French MP Coralie Dubost quits after claiming £7k on clothes

Ooh la la! Rising star in Emmanuel Macron’s ruling party quits over £7,000 of expenses claims for clothes and LINGERIE

  • French MP Coralie Dubost, 39, claimed more than £7,000 in clothing expenses
  • Over a three month period, Mme Dubost spent £420 on underwear alone
  • She is an MP in President Macron’s En Marche representing Montpellier 
  • Mme Dubost denies any wrongdoing and insists she is a victim of a cabal 

It’s an expenses scandal with a little va-va-voom.

Where a British MP once claimed for something as twee as a floating duck house, across the Channel, a rising star in France’s ruling party has been brought down by lingerie.

Coralie Dubost, an MP for Emmanuel Macron’s La Republique en Marche (LREM), has been forced to quit after buying more than £7,000 worth of clothes and lingerie on expenses.

The 39-year-old was also accused of ‘mismanaging’ aides by asking them to spy on her domestic staff and take care of chores including her dry cleaning and shoe repairs.

French MP Coralie Dubost, pictured, is accused of spending more than £7,000 on clothes – including £420 on underwear – before claiming them on expenses over a three-month period in 2018

Mme Dubost, pictured here with French President Emmanuel Macron, is an MP representing his party En Marche for Montpellier

Mme Dubost spent £420 on lingerie from exclusive boutique shops such as Darjeeling

A review of her expenses found Miss Dubost, deputy parliamentary chief of LREM, spent 8,400 euros (£7,089) on clothes in three months in autumn 2018 – including £420 on underwear from French brands including Princesse Tam Tam and Darjeeling.

Miss Dubost, who has been an MP for Montpellier in the south of France since 2017, also spent parliamentary funds on hotels, meals and outings that had little apparent bearing on her duties, the report said.

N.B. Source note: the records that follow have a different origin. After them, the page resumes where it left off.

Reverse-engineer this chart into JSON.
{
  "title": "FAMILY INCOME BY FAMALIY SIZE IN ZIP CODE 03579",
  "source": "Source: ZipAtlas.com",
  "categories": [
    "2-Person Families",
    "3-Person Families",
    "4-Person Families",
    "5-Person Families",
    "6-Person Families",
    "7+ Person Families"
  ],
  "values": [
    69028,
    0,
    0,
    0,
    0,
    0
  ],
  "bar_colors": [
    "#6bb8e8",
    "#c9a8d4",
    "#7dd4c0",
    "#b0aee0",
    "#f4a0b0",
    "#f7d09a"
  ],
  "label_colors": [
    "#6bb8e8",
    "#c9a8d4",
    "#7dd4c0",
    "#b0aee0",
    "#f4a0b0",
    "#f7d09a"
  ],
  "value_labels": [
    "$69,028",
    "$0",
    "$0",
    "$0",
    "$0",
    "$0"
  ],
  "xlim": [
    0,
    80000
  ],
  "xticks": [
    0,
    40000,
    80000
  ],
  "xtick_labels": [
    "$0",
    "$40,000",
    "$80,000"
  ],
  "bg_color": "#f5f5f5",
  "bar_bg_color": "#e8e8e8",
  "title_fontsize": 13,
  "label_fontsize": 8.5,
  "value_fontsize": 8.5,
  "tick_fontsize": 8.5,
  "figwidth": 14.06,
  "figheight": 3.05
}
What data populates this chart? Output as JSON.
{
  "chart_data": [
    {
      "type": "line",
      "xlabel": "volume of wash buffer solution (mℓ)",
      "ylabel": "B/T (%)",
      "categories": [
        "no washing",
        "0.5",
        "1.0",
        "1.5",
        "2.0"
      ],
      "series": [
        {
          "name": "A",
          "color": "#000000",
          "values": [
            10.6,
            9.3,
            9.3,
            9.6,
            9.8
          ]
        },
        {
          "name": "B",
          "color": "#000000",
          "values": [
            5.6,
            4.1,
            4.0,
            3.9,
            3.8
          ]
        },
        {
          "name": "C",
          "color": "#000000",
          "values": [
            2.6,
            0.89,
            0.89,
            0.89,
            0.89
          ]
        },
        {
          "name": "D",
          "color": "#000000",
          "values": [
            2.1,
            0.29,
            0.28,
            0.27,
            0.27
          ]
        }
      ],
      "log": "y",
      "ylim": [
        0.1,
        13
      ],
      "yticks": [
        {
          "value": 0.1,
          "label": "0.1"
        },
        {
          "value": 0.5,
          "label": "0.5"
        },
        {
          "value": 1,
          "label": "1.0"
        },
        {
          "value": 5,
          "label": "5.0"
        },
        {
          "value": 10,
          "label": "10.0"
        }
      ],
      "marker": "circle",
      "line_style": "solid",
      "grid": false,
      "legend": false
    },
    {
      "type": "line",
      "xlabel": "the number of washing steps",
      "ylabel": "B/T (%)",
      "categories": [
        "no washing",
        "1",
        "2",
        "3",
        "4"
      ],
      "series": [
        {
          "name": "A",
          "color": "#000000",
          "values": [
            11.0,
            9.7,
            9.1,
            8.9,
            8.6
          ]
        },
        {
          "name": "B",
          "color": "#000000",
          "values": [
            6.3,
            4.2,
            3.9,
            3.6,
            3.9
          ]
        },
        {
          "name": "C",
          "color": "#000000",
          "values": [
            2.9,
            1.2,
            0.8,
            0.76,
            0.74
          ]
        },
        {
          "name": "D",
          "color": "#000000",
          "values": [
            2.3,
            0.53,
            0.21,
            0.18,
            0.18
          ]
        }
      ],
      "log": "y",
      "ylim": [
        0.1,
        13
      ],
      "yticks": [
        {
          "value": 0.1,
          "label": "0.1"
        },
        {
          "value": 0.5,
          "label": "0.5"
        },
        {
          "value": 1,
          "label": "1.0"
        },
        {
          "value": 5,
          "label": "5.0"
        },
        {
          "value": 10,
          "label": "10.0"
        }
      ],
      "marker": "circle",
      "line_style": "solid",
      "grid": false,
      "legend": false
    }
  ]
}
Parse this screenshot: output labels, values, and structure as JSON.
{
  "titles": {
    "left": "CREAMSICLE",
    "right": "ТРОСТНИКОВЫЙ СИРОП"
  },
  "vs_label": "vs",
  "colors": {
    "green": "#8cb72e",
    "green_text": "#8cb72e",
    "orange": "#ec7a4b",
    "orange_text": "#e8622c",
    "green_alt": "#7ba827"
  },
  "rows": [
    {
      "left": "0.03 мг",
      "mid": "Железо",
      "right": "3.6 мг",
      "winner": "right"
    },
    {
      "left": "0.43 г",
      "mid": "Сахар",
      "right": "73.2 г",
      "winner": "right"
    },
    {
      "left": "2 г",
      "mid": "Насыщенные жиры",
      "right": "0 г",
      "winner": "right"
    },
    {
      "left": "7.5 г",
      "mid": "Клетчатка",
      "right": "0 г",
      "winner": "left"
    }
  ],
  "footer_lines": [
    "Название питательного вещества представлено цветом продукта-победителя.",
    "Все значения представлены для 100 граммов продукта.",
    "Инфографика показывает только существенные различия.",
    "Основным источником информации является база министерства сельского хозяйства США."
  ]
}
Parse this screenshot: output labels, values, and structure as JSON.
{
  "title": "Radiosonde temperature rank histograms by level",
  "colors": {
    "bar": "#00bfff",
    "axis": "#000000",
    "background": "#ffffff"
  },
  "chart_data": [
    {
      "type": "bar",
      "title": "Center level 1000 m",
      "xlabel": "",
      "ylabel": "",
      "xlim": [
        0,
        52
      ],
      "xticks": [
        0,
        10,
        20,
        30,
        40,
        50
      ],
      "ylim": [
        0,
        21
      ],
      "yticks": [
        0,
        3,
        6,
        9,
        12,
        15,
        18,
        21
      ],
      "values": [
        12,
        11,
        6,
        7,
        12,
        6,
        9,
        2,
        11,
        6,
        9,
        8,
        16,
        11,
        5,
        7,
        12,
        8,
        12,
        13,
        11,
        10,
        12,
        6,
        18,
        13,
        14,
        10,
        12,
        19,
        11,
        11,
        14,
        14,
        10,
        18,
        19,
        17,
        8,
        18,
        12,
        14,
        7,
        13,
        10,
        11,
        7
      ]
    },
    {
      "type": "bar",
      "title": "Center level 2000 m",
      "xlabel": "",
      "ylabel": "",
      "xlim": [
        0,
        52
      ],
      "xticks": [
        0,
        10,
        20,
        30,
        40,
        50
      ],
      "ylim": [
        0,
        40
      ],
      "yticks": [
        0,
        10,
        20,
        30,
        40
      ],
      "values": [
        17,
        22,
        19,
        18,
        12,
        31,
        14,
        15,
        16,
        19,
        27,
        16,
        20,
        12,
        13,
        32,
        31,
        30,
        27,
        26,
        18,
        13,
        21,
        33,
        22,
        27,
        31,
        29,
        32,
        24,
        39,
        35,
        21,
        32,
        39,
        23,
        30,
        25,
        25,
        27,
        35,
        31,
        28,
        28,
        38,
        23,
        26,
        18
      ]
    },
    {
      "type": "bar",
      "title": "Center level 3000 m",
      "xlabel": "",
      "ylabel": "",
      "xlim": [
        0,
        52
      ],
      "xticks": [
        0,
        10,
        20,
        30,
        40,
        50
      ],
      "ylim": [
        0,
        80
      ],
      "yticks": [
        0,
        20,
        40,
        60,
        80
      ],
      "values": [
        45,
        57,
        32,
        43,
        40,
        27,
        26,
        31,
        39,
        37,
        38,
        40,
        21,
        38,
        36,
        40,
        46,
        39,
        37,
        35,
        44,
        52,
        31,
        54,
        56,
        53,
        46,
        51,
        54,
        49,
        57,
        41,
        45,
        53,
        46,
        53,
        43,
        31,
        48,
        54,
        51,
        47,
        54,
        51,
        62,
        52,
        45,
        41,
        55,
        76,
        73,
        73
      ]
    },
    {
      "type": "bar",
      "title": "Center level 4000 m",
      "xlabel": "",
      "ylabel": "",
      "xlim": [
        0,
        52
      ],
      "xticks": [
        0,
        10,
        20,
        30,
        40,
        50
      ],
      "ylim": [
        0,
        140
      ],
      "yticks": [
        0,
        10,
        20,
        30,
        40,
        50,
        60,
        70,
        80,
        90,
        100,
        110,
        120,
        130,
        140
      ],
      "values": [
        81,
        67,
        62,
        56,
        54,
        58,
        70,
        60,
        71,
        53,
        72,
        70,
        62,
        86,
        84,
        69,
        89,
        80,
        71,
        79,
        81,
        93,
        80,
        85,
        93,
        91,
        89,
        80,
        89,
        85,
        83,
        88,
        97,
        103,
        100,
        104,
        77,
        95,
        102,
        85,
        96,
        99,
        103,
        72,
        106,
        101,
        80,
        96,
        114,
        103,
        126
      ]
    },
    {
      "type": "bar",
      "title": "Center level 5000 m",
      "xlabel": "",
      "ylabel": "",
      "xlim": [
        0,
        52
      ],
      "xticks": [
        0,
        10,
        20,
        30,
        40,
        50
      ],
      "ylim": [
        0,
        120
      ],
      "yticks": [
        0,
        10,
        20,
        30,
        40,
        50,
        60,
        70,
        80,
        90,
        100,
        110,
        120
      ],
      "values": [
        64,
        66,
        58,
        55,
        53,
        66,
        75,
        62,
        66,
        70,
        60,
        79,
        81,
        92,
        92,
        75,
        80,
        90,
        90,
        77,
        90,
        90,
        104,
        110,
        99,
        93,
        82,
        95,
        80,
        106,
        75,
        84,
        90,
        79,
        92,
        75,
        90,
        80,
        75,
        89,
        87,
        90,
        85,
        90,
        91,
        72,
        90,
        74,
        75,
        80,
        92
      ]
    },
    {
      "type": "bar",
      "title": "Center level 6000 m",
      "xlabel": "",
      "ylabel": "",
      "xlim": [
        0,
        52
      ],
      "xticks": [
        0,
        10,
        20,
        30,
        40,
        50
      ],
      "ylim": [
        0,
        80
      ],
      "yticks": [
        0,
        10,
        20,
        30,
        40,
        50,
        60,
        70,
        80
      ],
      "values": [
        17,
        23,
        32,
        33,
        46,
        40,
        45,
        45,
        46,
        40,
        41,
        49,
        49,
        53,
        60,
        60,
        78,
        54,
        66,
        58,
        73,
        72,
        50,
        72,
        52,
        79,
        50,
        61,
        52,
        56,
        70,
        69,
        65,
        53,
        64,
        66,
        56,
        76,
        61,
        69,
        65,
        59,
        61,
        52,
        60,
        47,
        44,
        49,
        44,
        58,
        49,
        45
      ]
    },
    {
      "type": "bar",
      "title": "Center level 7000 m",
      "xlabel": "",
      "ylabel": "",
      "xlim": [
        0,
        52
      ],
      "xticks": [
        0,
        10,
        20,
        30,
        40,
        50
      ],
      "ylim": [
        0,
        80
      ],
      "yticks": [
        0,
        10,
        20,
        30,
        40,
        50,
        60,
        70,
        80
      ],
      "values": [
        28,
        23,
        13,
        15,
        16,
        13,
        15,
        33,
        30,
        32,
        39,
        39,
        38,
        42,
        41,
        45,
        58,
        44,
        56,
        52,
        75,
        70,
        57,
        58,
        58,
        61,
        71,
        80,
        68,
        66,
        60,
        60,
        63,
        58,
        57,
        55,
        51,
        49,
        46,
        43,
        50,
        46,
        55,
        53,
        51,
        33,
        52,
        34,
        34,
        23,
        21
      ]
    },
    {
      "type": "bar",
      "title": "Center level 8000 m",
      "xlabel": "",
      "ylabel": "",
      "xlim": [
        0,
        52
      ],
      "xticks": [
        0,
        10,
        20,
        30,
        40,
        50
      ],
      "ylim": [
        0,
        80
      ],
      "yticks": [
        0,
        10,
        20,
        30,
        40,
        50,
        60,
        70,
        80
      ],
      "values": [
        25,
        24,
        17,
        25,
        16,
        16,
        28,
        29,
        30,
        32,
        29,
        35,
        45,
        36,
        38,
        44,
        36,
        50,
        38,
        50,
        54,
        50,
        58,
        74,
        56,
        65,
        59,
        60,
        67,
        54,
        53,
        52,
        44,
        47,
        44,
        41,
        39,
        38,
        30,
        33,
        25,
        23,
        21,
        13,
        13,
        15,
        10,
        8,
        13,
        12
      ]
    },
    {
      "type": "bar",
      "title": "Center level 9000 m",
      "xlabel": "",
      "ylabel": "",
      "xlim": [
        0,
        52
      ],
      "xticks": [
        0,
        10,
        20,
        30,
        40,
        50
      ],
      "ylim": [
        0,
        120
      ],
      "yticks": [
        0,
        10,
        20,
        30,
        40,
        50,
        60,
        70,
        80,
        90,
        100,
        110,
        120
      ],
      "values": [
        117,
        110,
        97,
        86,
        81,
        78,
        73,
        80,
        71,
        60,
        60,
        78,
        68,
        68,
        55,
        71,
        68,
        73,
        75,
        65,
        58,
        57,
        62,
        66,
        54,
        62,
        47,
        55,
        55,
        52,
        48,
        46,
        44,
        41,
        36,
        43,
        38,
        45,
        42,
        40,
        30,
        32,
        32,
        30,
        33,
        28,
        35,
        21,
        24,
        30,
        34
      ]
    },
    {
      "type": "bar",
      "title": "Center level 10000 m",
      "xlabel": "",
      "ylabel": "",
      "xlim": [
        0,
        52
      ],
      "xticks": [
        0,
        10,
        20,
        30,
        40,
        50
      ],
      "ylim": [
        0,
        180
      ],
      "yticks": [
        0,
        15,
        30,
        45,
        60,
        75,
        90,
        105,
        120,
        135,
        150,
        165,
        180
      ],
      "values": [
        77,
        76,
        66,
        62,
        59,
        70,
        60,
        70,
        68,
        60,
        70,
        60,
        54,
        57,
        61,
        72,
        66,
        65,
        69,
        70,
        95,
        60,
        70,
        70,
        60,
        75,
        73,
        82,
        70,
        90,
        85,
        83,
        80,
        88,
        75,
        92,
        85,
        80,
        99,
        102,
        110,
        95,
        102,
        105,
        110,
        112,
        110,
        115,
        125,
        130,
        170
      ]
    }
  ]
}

A lawyer by profession, she was one of the recruits from outside politics who joined LREM after Mr Macron founded the party in 2016. Her departure is an embarrassment for the president only six weeks before a parliamentary election in which he will seek to renew his party’s majority in the National Assembly.

Miss Dubost denies wrongdoing and claims that she is the victim of a ‘cabal’.

But she resigned after details of her expenses spending were leaked to the Mediapart independent news website.

The findings of an audit for the National Assembly’s ethics watchdog were delivered last year but had been kept secret.

After the leak, Miss Dubost said: ‘The time has come for me to withdraw from political life and devote myself to my family. I will not be a candidate for re-election…

‘I have been targeted by unfair attacks, which do a disservice to my political group, to electoral deadlines and to democracy.’ Miss Dubost said she had repaid her spending on lingerie and other items and had been misled by staff on what she was allowed to charge to her £4,523 monthly fixed allowance for expenses.

She claimed: ‘I am not a cheat. There are parliamentary outfits and personal outfits. I do not wear the same clothes in my personal and MP’s life.’

Mr Macron tightened the rules over allowances in 2017, requiring MPs, who earn a salary of 86,000 euros (£72,394), to file expenses receipts. Britain’s parliamentary expenses scandal, which emerged in 2009, exposed MPs’ scandalous claims for luxuries including moat cleaning, swimming pool servicing – and Sir Peter Viggers’ £1,645 duck house.